Lety screamed. Ivy stood there and waited until the contraction ended. Then she walked over to wipe Lety’s face.
“There, there, Lety darlin’. I knows you thinks you loved him, but he’s gone now. What was his name again? Jasper? Jason? Jackoff? Damn! If his ship ain’t gone down, he’s in another port by now not even ‘memberin’ yer name and tryin’ to use IT on some other fool girl."
Lety grabbed Ivy’s hand, vivid crimson assaulting the young woman’s fat cheeks.
“Don’t push yet, Lety! I’ll stop talkin’ ‘bout him if you
promises to breathe. There I stopped,” she said, zipping her lips.
And so the evening went on. Water crashed over the rocks and barely retreated before surging forward again. Ice rained in from the sea, pelting the side of the house.
Some time before morning, a nearby building burst into an angry fire. Ivy stood at the window reporting the progress of the flames to Lety who wriggled uncomfortably on the bed.

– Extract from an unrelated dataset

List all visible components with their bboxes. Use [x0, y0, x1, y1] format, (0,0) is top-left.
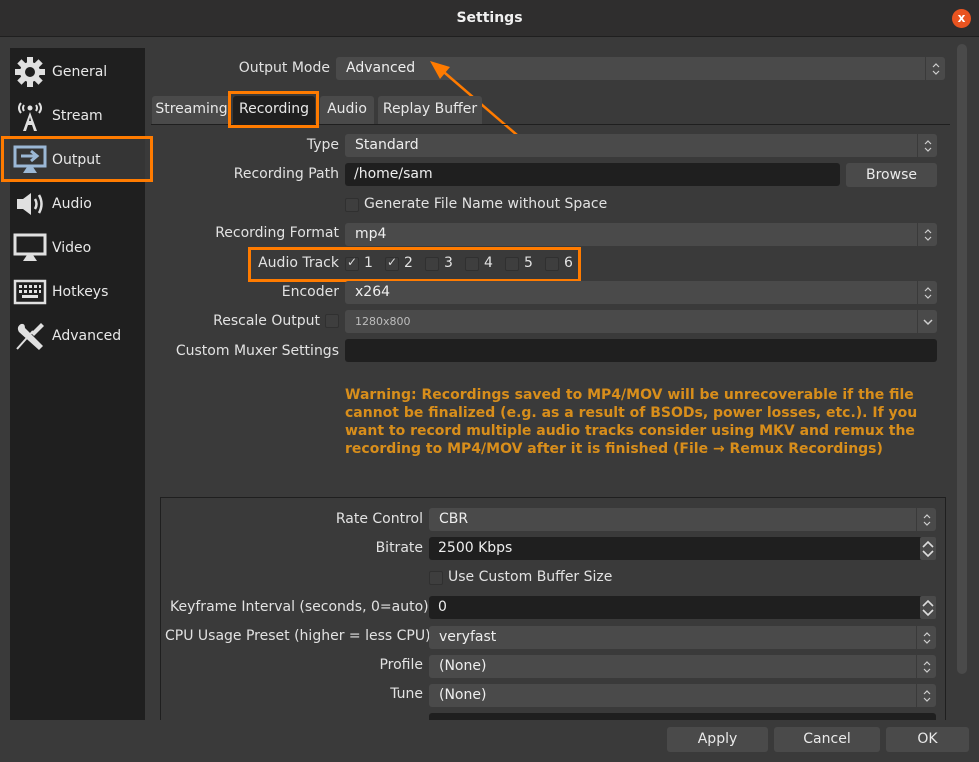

“Ooh! I can’t believe there can be such a fire in this storm. I wonders what Fergus was storin’ in his fishin’ hut, Lety, that would make the flames so tall. I’ll bet it’s not fuel fer his boat he gots in there. More like he’s storin’ his moonshine can. Damn fool! Won’t last long, I’m sure. Nothin’ can last long in this weather. It’d surprise me if that fire is lastin’ longer than a quarter hour. I just hopes Fergus didn’t lunch on his store and dwall off in his shed.”
Lety wailed so loud she rivaled the howl of the winds.
Ivy stooped over the end of the bed and peered under the blanket. “Nearly there, Lety. But I don’t want you pushin’ just yet. Gives me a minute to heat up some tea so I’ll have the strength.”
But Lety started to push anyway. An hour later, Lety was still pushing. Ivy kneeled by the woman’s head and pressed down on her swollen belly.
“Bore up! You gots to push harder, girl. That baby ain’t gonna jump out of you. You gots to make him come out!”
Lety puffed out a long sigh.
“Where do you think yer goin’, Lety? You still haven’t got that baby out. I knows you ain’t no noody nawdy and won’t go nowhere so that I’m the only one here fer the next ‘traction,” Ivycounseled, sitting back and beginning to worry for the first
time that night.
Ivy got off the bed and began to tug at Lety’s arm. “Come on, girl," she
said, her voice shaking. “You gots to get out of this bed and do some of the work.” Once she had Lety on her feet, she continued to yell. “Now coopy down! I’ll hold you so you don’t fall. You gots the pain now?”
Lety began to scream.
“Don’t scream! That blows the pressure out in the air. You gots to get that pressure buildin’ up inside. Now PUSH!”